Nous observons un paysage en construction. Nous mesurons encore mieux la notion russe de la « Technosphère ».

Merlin dessine pendant que j’observe le paysage urbain. Peu à peu il se transforme en rizières et bananeraies.

Je crache mes pépins de clémentine par la fenêtre, on dirait de petites dents. J’explique à Merlin à quel point c’est précieux les dents et pas de chance, un pépin rebondit sur le bord de la fenêtre et vient se répercuter sur le crâne de mon voisin de devant. Je fais comme si ce n ‘était pas moi tellement je suis gênée.

Nous arrivons enfin à Lopburi. Partout des collégiens en uniforme, c’est la sortie des classes. Les garçons sont en short avec de très longues chaussettes en laine, oui en laine. On étouffe de chaleur. On cherche notre hôtel mais je me trompe et pousse la porte d’une salle remplie d’ados en train de geeker sur de grands écrans d’ordinateur, Merlin affiche un sourire jusqu’aux oreilles, ils jouent tous à « Country Strike », un call of duty opérationnel à 100% qu’on ira tester demain. L’hôtel est juste à 2 pas plus loin, un truc de hippies comme j’aime, simple et chaleureux. On se jette sous la douche. On a pris l’habitude de laver nos vêtements en même temps puisqu’ils sèchent presque instantanément.

On sort sans aucun objet brillant à cause des singes qui peuvent nous sauter dessus pour les voler. En marchant, on tombe sur un cours de gym collective assez drôle. Une trentaine de femmes remuent sur une musique dance atroce et la prof hurle des mots dans un haut-parleur. Nous sommes totalement fascinés et sans voix, nous observons ce spectacle accablant.

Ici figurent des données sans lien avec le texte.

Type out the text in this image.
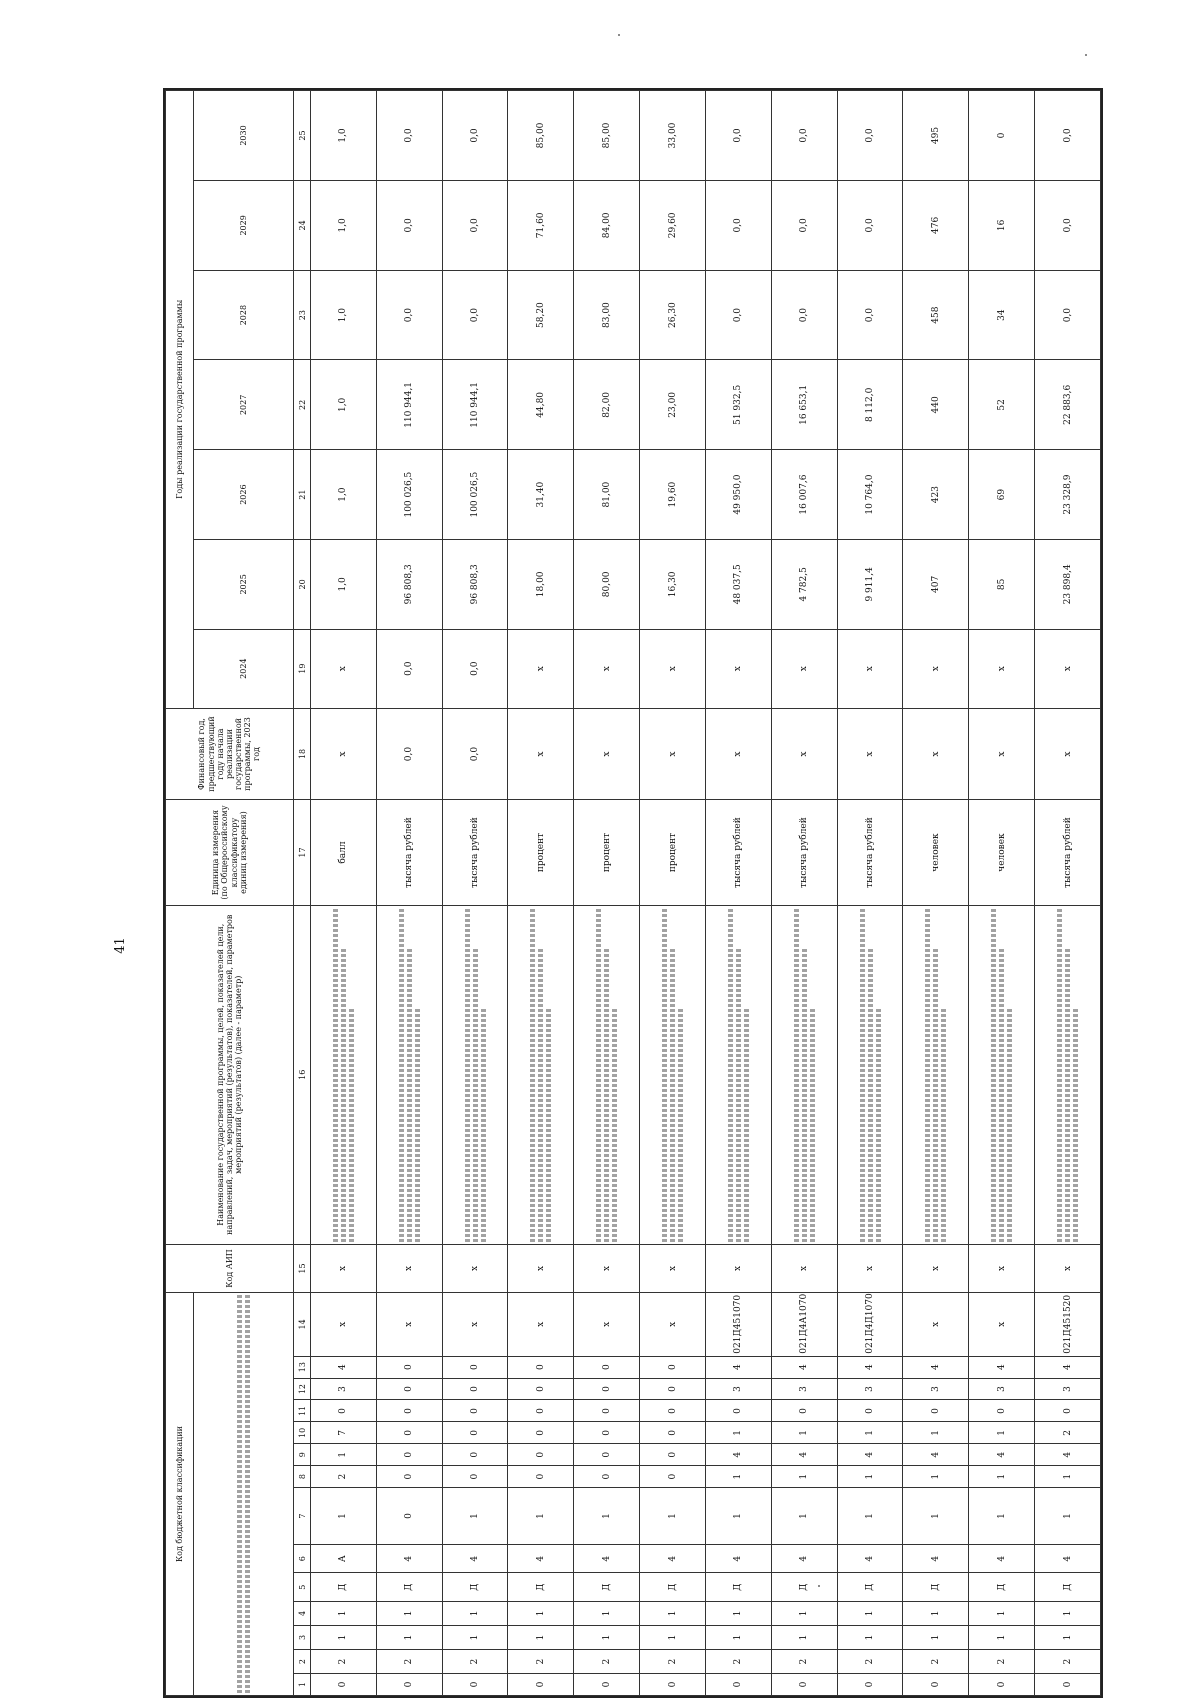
41
Код бюджетной классификации														Код АИП	Наименование государственной программы, целей, показателей цели, направлений, задач, мероприятий (результатов), показателей, параметров мероприятий (результатов) (далее - параметр)	Единица измерения (по Общероссийскому классификатору единиц измерения)	Финансовый год, предшествующий году начала реализации государственной программы, 2023 год	Годы реализации государственной программы						

																		2024	2025	2026	2027	2028	2029	2030
1	2	3	4	5	6	7	8	9	10	11	12	13	14	15	16	17	18	19	20	21	22	23	24	25
0	2	1	1	Д	А	1	2	1	7	0	3	4	х	х		балл	х	х	1,0	1,0	1,0	1,0	1,0	1,0
0	2	1	1	Д	4	0	0	0	0	0	0	0	х	х		тысяча рублей	0,0	0,0	96 808,3	100 026,5	110 944,1	0,0	0,0	0,0
0	2	1	1	Д	4	1	0	0	0	0	0	0	х	х		тысяча рублей	0,0	0,0	96 808,3	100 026,5	110 944,1	0,0	0,0	0,0
0	2	1	1	Д	4	1	0	0	0	0	0	0	х	х		процент	х	х	18,00	31,40	44,80	58,20	71,60	85,00
0	2	1	1	Д	4	1	0	0	0	0	0	0	х	х		процент	х	х	80,00	81,00	82,00	83,00	84,00	85,00
0	2	1	1	Д	4	1	0	0	0	0	0	0	х	х		процент	х	х	16,30	19,60	23,00	26,30	29,60	33,00
0	2	1	1	Д	4	1	1	4	1	0	3	4	021Д451070	х		тысяча рублей	х	х	48 037,5	49 950,0	51 932,5	0,0	0,0	0,0
0	2	1	1	Д	4	1	1	4	1	0	3	4	021Д4А1070	х		тысяча рублей	х	х	4 782,5	16 007,6	16 653,1	0,0	0,0	0,0
0	2	1	1	Д	4	1	1	4	1	0	3	4	021Д4Д1070	х		тысяча рублей	х	х	9 911,4	10 764,0	8 112,0	0,0	0,0	0,0
0	2	1	1	Д	4	1	1	4	1	0	3	4	х	х		человек	х	х	407	423	440	458	476	495
0	2	1	1	Д	4	1	1	4	1	0	3	4	х	х		человек	х	х	85	69	52	34	16	0
0	2	1	1	Д	4	1	1	4	2	0	3	4	021Д451520	х		тысяча рублей	х	х	23 898,4	23 328,9	22 883,6	0,0	0,0	0,0
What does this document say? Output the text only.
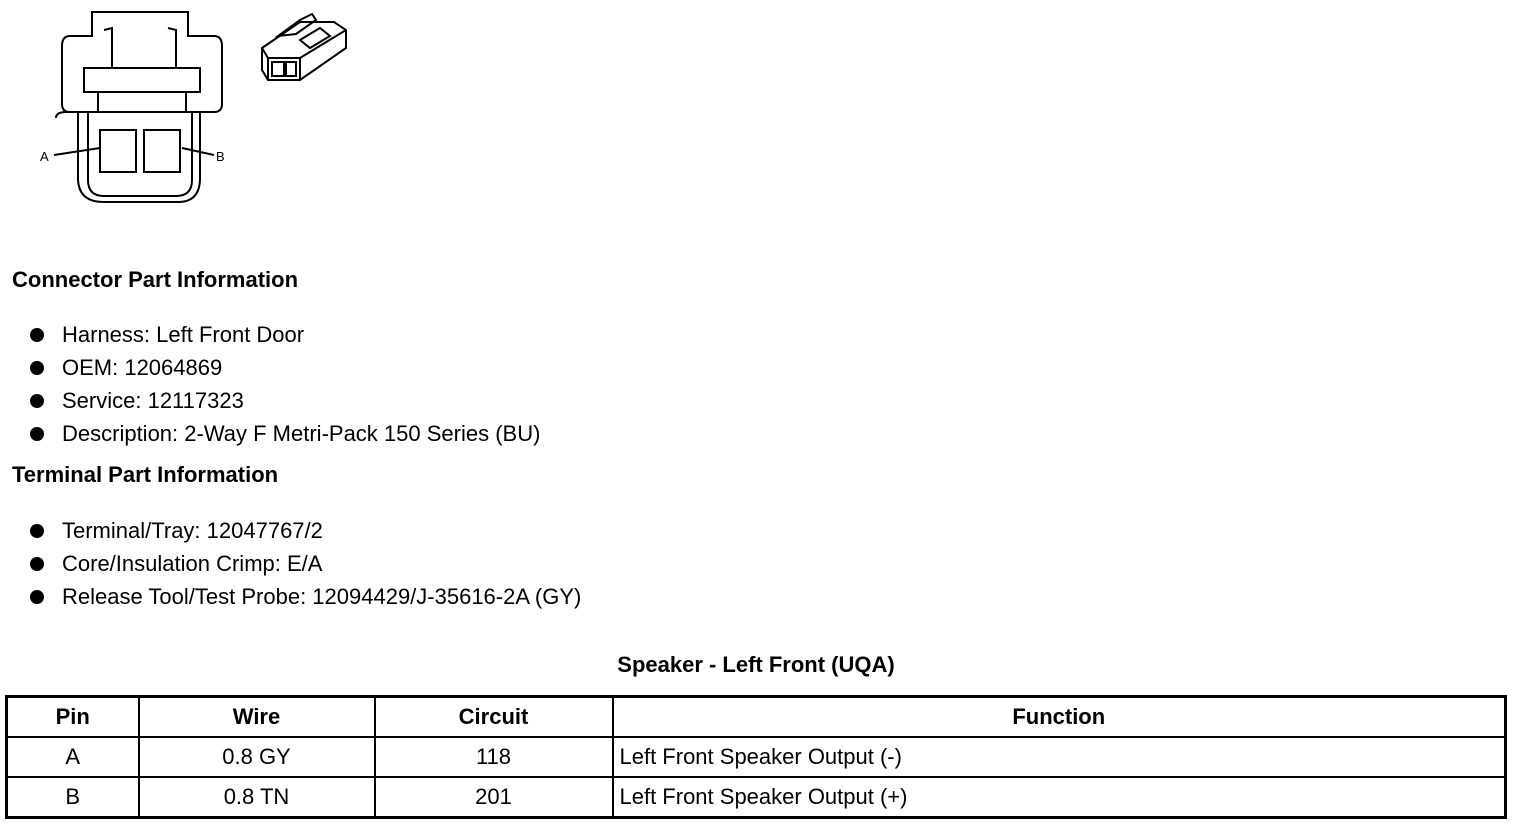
A	B
Connector Part Information
Harness: Left Front Door
OEM: 12064869
Service: 12117323
Description: 2-Way F Metri-Pack 150 Series (BU)
Terminal Part Information
Terminal/Tray: 12047767/2
Core/Insulation Crimp: E/A
Release Tool/Test Probe: 12094429/J-35616-2A (GY)
Speaker - Left Front (UQA)
Pin	Wire	Circuit	Function
A	0.8 GY	118	Left Front Speaker Output (-)
B	0.8 TN	201	Left Front Speaker Output (+)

Nous avons essayé de suivre le rythme mais on riait trop

Derrière ce parc, on aboutit à une rue encore plus fascinante : des singes partout, sur les scooters (à l’arrêt hein, ils ne savent pas encore conduire), sur les fils électriques, les trottoirs, dans les magasins…On a un coup de stress et on reste sans bouger près d’une coiffeuse.

Nous sommes totalement scotchés par les singes et soudain deux collégiennes veulent nous prendre en photo avec elles, j’en profite pour leur demander ce qu’elles aiment comme musique : « Shame on you » qu’elles me sortent…On est encore plus horrifiés quand on voit deux singes copuler sur le trottoir juste devant nous…Aucune pudeur, je vous jure.

Les singes sont sacrés en Thaïlande. Ils sont considérés comme les descendants du dieu indien Kala. Donc tout le monde les tolère, les laisse passer sur la route, parfois on voit valser une bobine de fil ou une bouteille de laque, ils sont les maîtres des lieux.

Nous sommes tombés sur les ruines d’un temple Hindou d’influence Khmère, tout en grès et latérite et peuplé de singes lui aussi.

Un Thaïlandais a donné des graines à Merlin pour qu’il leur passe, c’est drôle comme ils se saisissent de la graine avec leurs petits doigts presque humains.

Allez, Merlin va faire son français, une évaluation sur « La petite fille aux allumettes » d’Andersen, un conte larmoyant ou la petite fille meurt de froid, dehors, seule, la nuit de Noël (ce qui me confirme qu’il faut agir de toute urgence contre le caractère dépressif de nos pauvres profs 😂).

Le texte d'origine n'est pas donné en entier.